Je ne suis jamais retourné à Vichy, mais cette ville au charme un peu suranné, comme toutes les villes thermales du XIX° siècle, occupe pour toujours une place à part dans ma mémoire et peut-être même dans mon cœur.
Danse avec les loups.
Merci à Hughes, René et d’autres certainement sans qui ce qui suit n’aurait pu être « chiffré » aussi précisément. De cette saison mémorable, je n’avais conservé que des souvenirs impressionnistes, mais bien sûr pas les résultats précis qui émaillent mon récit.

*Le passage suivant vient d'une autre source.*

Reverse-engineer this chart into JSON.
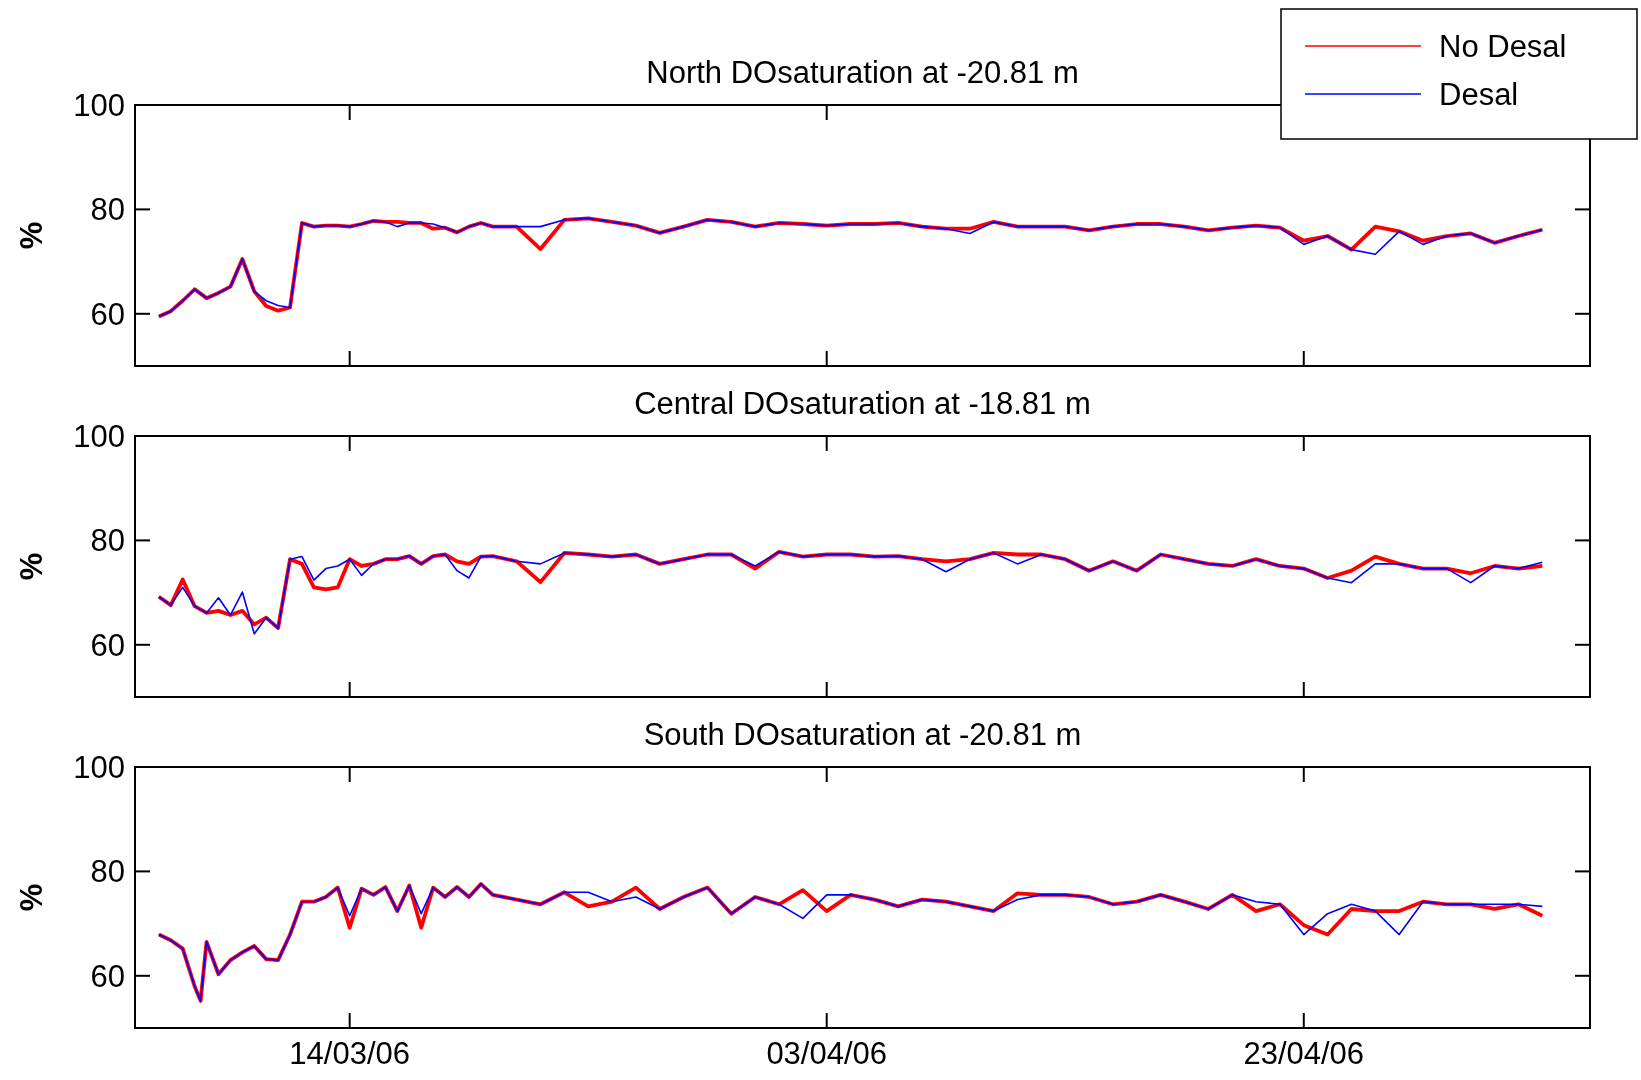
{
  "chart_data": [
    {
      "type": "line",
      "title": "North DOsaturation at -20.81 m",
      "ylabel": "%",
      "legend": "top right",
      "tick_labels": "y",
      "xlim": [
        "2006-03-05",
        "2006-05-05"
      ],
      "xticks": [
        {
          "value": "2006-03-14",
          "label": null
        },
        {
          "value": "2006-04-03",
          "label": null
        },
        {
          "value": "2006-04-23",
          "label": null
        }
      ],
      "ylim": [
        50,
        100
      ],
      "yticks": [
        60,
        80,
        100
      ],
      "x": [
        "2006-03-06T00:00",
        "2006-03-06T12:00",
        "2006-03-07T00:00",
        "2006-03-07T12:00",
        "2006-03-08T00:00",
        "2006-03-08T12:00",
        "2006-03-09T00:00",
        "2006-03-09T12:00",
        "2006-03-10T00:00",
        "2006-03-10T12:00",
        "2006-03-11T00:00",
        "2006-03-11T12:00",
        "2006-03-12T00:00",
        "2006-03-12T12:00",
        "2006-03-13T00:00",
        "2006-03-13T12:00",
        "2006-03-14T00:00",
        "2006-03-14T12:00",
        "2006-03-15T00:00",
        "2006-03-15T12:00",
        "2006-03-16T00:00",
        "2006-03-16T12:00",
        "2006-03-17T00:00",
        "2006-03-17T12:00",
        "2006-03-18T00:00",
        "2006-03-18T12:00",
        "2006-03-19T00:00",
        "2006-03-19T12:00",
        "2006-03-20",
        "2006-03-21",
        "2006-03-22",
        "2006-03-23",
        "2006-03-24",
        "2006-03-25",
        "2006-03-26",
        "2006-03-27",
        "2006-03-28",
        "2006-03-29",
        "2006-03-30",
        "2006-03-31",
        "2006-04-01",
        "2006-04-02",
        "2006-04-03",
        "2006-04-04",
        "2006-04-05",
        "2006-04-06",
        "2006-04-07",
        "2006-04-08",
        "2006-04-09",
        "2006-04-10",
        "2006-04-11",
        "2006-04-12",
        "2006-04-13",
        "2006-04-14",
        "2006-04-15",
        "2006-04-16",
        "2006-04-17",
        "2006-04-18",
        "2006-04-19",
        "2006-04-20",
        "2006-04-21",
        "2006-04-22",
        "2006-04-23",
        "2006-04-24",
        "2006-04-25",
        "2006-04-26",
        "2006-04-27",
        "2006-04-28",
        "2006-04-29",
        "2006-04-30",
        "2006-05-01",
        "2006-05-02",
        "2006-05-03"
      ],
      "series": [
        {
          "name": "No Desal",
          "color": "#ff0000",
          "values": [
            59.5,
            60.5,
            62.5,
            64.7,
            63,
            64,
            65.2,
            70.5,
            64.3,
            61.5,
            60.6,
            61.2,
            77.4,
            76.7,
            76.9,
            76.9,
            76.7,
            77.2,
            77.8,
            77.6,
            77.6,
            77.4,
            77.4,
            76.3,
            76.5,
            75.6,
            76.7,
            77.4,
            76.7,
            76.7,
            72.4,
            78,
            78.3,
            77.6,
            76.9,
            75.5,
            76.7,
            78,
            77.6,
            76.7,
            77.4,
            77.2,
            76.9,
            77.2,
            77.2,
            77.4,
            76.7,
            76.3,
            76.3,
            77.6,
            76.7,
            76.7,
            76.7,
            76,
            76.7,
            77.2,
            77.2,
            76.7,
            76,
            76.5,
            76.9,
            76.5,
            74,
            74.9,
            72.3,
            76.7,
            75.8,
            74,
            74.9,
            75.4,
            73.6,
            74.9,
            76.1
          ]
        },
        {
          "name": "Desal",
          "color": "#0000ff",
          "values": [
            59.5,
            60.5,
            62.5,
            64.7,
            63,
            64,
            65.2,
            70.5,
            64.3,
            62.5,
            61.6,
            61.2,
            77.4,
            76.7,
            76.9,
            76.9,
            76.7,
            77.2,
            77.8,
            77.6,
            76.7,
            77.4,
            77.4,
            77.2,
            76.5,
            75.6,
            76.7,
            77.4,
            76.7,
            76.7,
            76.7,
            78,
            78.3,
            77.6,
            76.9,
            75.5,
            76.7,
            78,
            77.6,
            76.7,
            77.4,
            77.2,
            76.9,
            77.2,
            77.2,
            77.4,
            76.7,
            76.3,
            75.4,
            77.6,
            76.7,
            76.7,
            76.7,
            76,
            76.7,
            77.2,
            77.2,
            76.7,
            76,
            76.5,
            76.9,
            76.5,
            73.3,
            74.9,
            72.3,
            71.4,
            75.8,
            73.3,
            74.9,
            75.4,
            73.6,
            74.9,
            76.1
          ]
        }
      ]
    },
    {
      "type": "line",
      "title": "Central DOsaturation at -18.81 m",
      "ylabel": "%",
      "tick_labels": "y",
      "xlim": [
        "2006-03-05",
        "2006-05-05"
      ],
      "xticks": [
        {
          "value": "2006-03-14",
          "label": null
        },
        {
          "value": "2006-04-03",
          "label": null
        },
        {
          "value": "2006-04-23",
          "label": null
        }
      ],
      "ylim": [
        50,
        100
      ],
      "yticks": [
        60,
        80,
        100
      ],
      "x": [
        "2006-03-06T00:00",
        "2006-03-06T12:00",
        "2006-03-07T00:00",
        "2006-03-07T12:00",
        "2006-03-08T00:00",
        "2006-03-08T12:00",
        "2006-03-09T00:00",
        "2006-03-09T12:00",
        "2006-03-10T00:00",
        "2006-03-10T12:00",
        "2006-03-11T00:00",
        "2006-03-11T12:00",
        "2006-03-12T00:00",
        "2006-03-12T12:00",
        "2006-03-13T00:00",
        "2006-03-13T12:00",
        "2006-03-14T00:00",
        "2006-03-14T12:00",
        "2006-03-15T00:00",
        "2006-03-15T12:00",
        "2006-03-16T00:00",
        "2006-03-16T12:00",
        "2006-03-17T00:00",
        "2006-03-17T12:00",
        "2006-03-18T00:00",
        "2006-03-18T12:00",
        "2006-03-19T00:00",
        "2006-03-19T12:00",
        "2006-03-20",
        "2006-03-21",
        "2006-03-22",
        "2006-03-23",
        "2006-03-24",
        "2006-03-25",
        "2006-03-26",
        "2006-03-27",
        "2006-03-28",
        "2006-03-29",
        "2006-03-30",
        "2006-03-31",
        "2006-04-01",
        "2006-04-02",
        "2006-04-03",
        "2006-04-04",
        "2006-04-05",
        "2006-04-06",
        "2006-04-07",
        "2006-04-08",
        "2006-04-09",
        "2006-04-10",
        "2006-04-11",
        "2006-04-12",
        "2006-04-13",
        "2006-04-14",
        "2006-04-15",
        "2006-04-16",
        "2006-04-17",
        "2006-04-18",
        "2006-04-19",
        "2006-04-20",
        "2006-04-21",
        "2006-04-22",
        "2006-04-23",
        "2006-04-24",
        "2006-04-25",
        "2006-04-26",
        "2006-04-27",
        "2006-04-28",
        "2006-04-29",
        "2006-04-30",
        "2006-05-01",
        "2006-05-02",
        "2006-05-03"
      ],
      "series": [
        {
          "color": "#ff0000",
          "values": [
            69.2,
            67.6,
            72.5,
            67.4,
            66.1,
            66.5,
            65.7,
            66.5,
            63.9,
            65.2,
            63.2,
            76.4,
            75.5,
            71,
            70.6,
            71,
            76.4,
            75.1,
            75.5,
            76.4,
            76.4,
            77,
            75.5,
            77,
            77.3,
            76,
            75.5,
            76.9,
            77,
            76,
            72,
            77.6,
            77.3,
            76.9,
            77.3,
            75.5,
            76.4,
            77.3,
            77.3,
            74.6,
            77.8,
            76.9,
            77.3,
            77.3,
            76.9,
            77,
            76.4,
            76,
            76.4,
            77.6,
            77.3,
            77.3,
            76.4,
            74.2,
            76,
            74.2,
            77.3,
            76.4,
            75.5,
            75.1,
            76.4,
            75.1,
            74.6,
            72.8,
            74.2,
            76.9,
            75.5,
            74.6,
            74.6,
            73.7,
            75.1,
            74.6,
            75.1
          ]
        },
        {
          "color": "#0000ff",
          "values": [
            69.2,
            67.6,
            71,
            67.4,
            66.1,
            69,
            65.7,
            70.1,
            62.1,
            65.2,
            63.2,
            76.4,
            76.9,
            72.4,
            74.6,
            75.1,
            76.4,
            73.3,
            75.5,
            76.4,
            76.4,
            77,
            75.5,
            77,
            77.3,
            74.2,
            72.8,
            76.9,
            77,
            76,
            75.5,
            77.6,
            77.3,
            76.9,
            77.3,
            75.5,
            76.4,
            77.3,
            77.3,
            75.1,
            77.8,
            76.9,
            77.3,
            77.3,
            76.9,
            77,
            76.4,
            74,
            76.4,
            77.6,
            75.5,
            77.3,
            76.4,
            74.2,
            76,
            74.2,
            77.3,
            76.4,
            75.5,
            75.1,
            76.4,
            75.1,
            74.6,
            72.8,
            71.9,
            75.5,
            75.5,
            74.6,
            74.6,
            71.9,
            75.1,
            74.6,
            75.8
          ]
        }
      ]
    },
    {
      "type": "line",
      "title": "South DOsaturation at -20.81 m",
      "ylabel": "%",
      "xlim": [
        "2006-03-05",
        "2006-05-05"
      ],
      "xticks": [
        {
          "value": "2006-03-14",
          "label": "14/03/06"
        },
        {
          "value": "2006-04-03",
          "label": "03/04/06"
        },
        {
          "value": "2006-04-23",
          "label": "23/04/06"
        }
      ],
      "ylim": [
        50,
        100
      ],
      "yticks": [
        60,
        80,
        100
      ],
      "x": [
        "2006-03-06T00:00",
        "2006-03-06T12:00",
        "2006-03-07T00:00",
        "2006-03-07T12:00",
        "2006-03-07T18:00",
        "2006-03-08T00:00",
        "2006-03-08T12:00",
        "2006-03-09T00:00",
        "2006-03-09T12:00",
        "2006-03-10T00:00",
        "2006-03-10T12:00",
        "2006-03-11T00:00",
        "2006-03-11T12:00",
        "2006-03-12T00:00",
        "2006-03-12T12:00",
        "2006-03-13T00:00",
        "2006-03-13T12:00",
        "2006-03-14T00:00",
        "2006-03-14T12:00",
        "2006-03-15T00:00",
        "2006-03-15T12:00",
        "2006-03-16T00:00",
        "2006-03-16T12:00",
        "2006-03-17T00:00",
        "2006-03-17T12:00",
        "2006-03-18T00:00",
        "2006-03-18T12:00",
        "2006-03-19T00:00",
        "2006-03-19T12:00",
        "2006-03-20",
        "2006-03-21",
        "2006-03-22",
        "2006-03-23",
        "2006-03-24",
        "2006-03-25",
        "2006-03-26",
        "2006-03-27",
        "2006-03-28",
        "2006-03-29",
        "2006-03-30",
        "2006-03-31",
        "2006-04-01",
        "2006-04-02",
        "2006-04-03",
        "2006-04-04",
        "2006-04-05",
        "2006-04-06",
        "2006-04-07",
        "2006-04-08",
        "2006-04-09",
        "2006-04-10",
        "2006-04-11",
        "2006-04-12",
        "2006-04-13",
        "2006-04-14",
        "2006-04-15",
        "2006-04-16",
        "2006-04-17",
        "2006-04-18",
        "2006-04-19",
        "2006-04-20",
        "2006-04-21",
        "2006-04-22",
        "2006-04-23",
        "2006-04-24",
        "2006-04-25",
        "2006-04-26",
        "2006-04-27",
        "2006-04-28",
        "2006-04-29",
        "2006-04-30",
        "2006-05-01",
        "2006-05-02",
        "2006-05-03"
      ],
      "series": [
        {
          "color": "#ff0000",
          "values": [
            67.9,
            66.8,
            65.2,
            58,
            55.2,
            66.5,
            60.3,
            63,
            64.5,
            65.7,
            63.2,
            63,
            67.9,
            74.2,
            74.2,
            75.1,
            76.9,
            69.2,
            76.7,
            75.5,
            77,
            72.4,
            77.3,
            69.2,
            76.9,
            75.1,
            77,
            75.1,
            77.6,
            75.5,
            74.6,
            73.7,
            76,
            73.3,
            74.2,
            76.9,
            72.8,
            75.1,
            76.9,
            71.9,
            75.1,
            73.7,
            76.4,
            72.4,
            75.5,
            74.6,
            73.3,
            74.6,
            74.2,
            73.3,
            72.4,
            75.8,
            75.5,
            75.5,
            75.1,
            73.7,
            74.2,
            75.5,
            74.2,
            72.8,
            75.5,
            72.4,
            73.7,
            69.7,
            67.9,
            72.8,
            72.4,
            72.4,
            74.2,
            73.7,
            73.7,
            72.8,
            73.7,
            71.5
          ]
        },
        {
          "color": "#0000ff",
          "values": [
            67.9,
            66.8,
            65.2,
            58,
            55.2,
            66.5,
            60.3,
            63,
            64.5,
            65.7,
            63.2,
            63,
            67.9,
            74.2,
            74.2,
            75.1,
            76.9,
            71.5,
            76.7,
            75.5,
            77,
            72.4,
            77.3,
            71.9,
            76.9,
            75.1,
            77,
            75.1,
            77.6,
            75.5,
            74.6,
            73.7,
            76,
            76,
            74.2,
            75.1,
            72.8,
            75.1,
            76.9,
            71.9,
            75.1,
            73.7,
            71,
            75.5,
            75.5,
            74.6,
            73.3,
            74.6,
            74.2,
            73.3,
            72.4,
            74.6,
            75.5,
            75.5,
            75.1,
            73.7,
            74.2,
            75.5,
            74.2,
            72.8,
            75.5,
            74.2,
            73.7,
            67.9,
            71.9,
            73.7,
            72.4,
            67.9,
            74.2,
            73.7,
            73.7,
            73.7,
            73.7,
            73.3
          ]
        }
      ]
    }
  ]
}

La première saison du Sablier en division 1 (1976-1977) a vu l’Ouest de Marc Selis et Jean-Louis Luyten remporter le titre et on aurait pu l’appeler, pour rester dans le domaine du cinéma « Il était une fois dans l’Ouest ». Le Sablier après des débuts un peu difficiles, quatre défaites, a bien terminé la saison en remportant quatre de ses cinq derniers matches et a décroché une 7° place méritoire. Il n’a jamais été menacé par un retour en division 2, mais il n’a pas non plus pu inquiéter les meilleurs. Appelé sous les drapeaux et séjournant dans une lointaine garnison allemande à une époque où la guerre était encore froide, j’ai cependant pu jouer 7 des 9 rencontres grâce à notre gentille secrétaire Marie-Rose L’Hoir qui rédigeait de jolies convocations que je mettais sous le nez du gradé qui octroyait les perms. Cela a marché le plus souvent et cela m’a permis d’ouvrir mon compteur de victoires en division 1 en étant en tête lors de 3 des 4 victoires du Sablier, laissant à Georges le soin de remporter la dernière rencontre de la saison aux Salanganes d’Armand Hoper. L’équipe fluctue au fil de la saison, mais les bases de l’équipe qui sera championne la saison suivante est déjà présente. La saison se termine aussi par un championnat de Belgique série A révélateur de nos progrès puisque Jean-Marie est vice-champion de Belgique et que je termine 4° de ce championnat. Le résultat d’ensemble pour les grains de sable sera encore bien meilleur un an plus tard.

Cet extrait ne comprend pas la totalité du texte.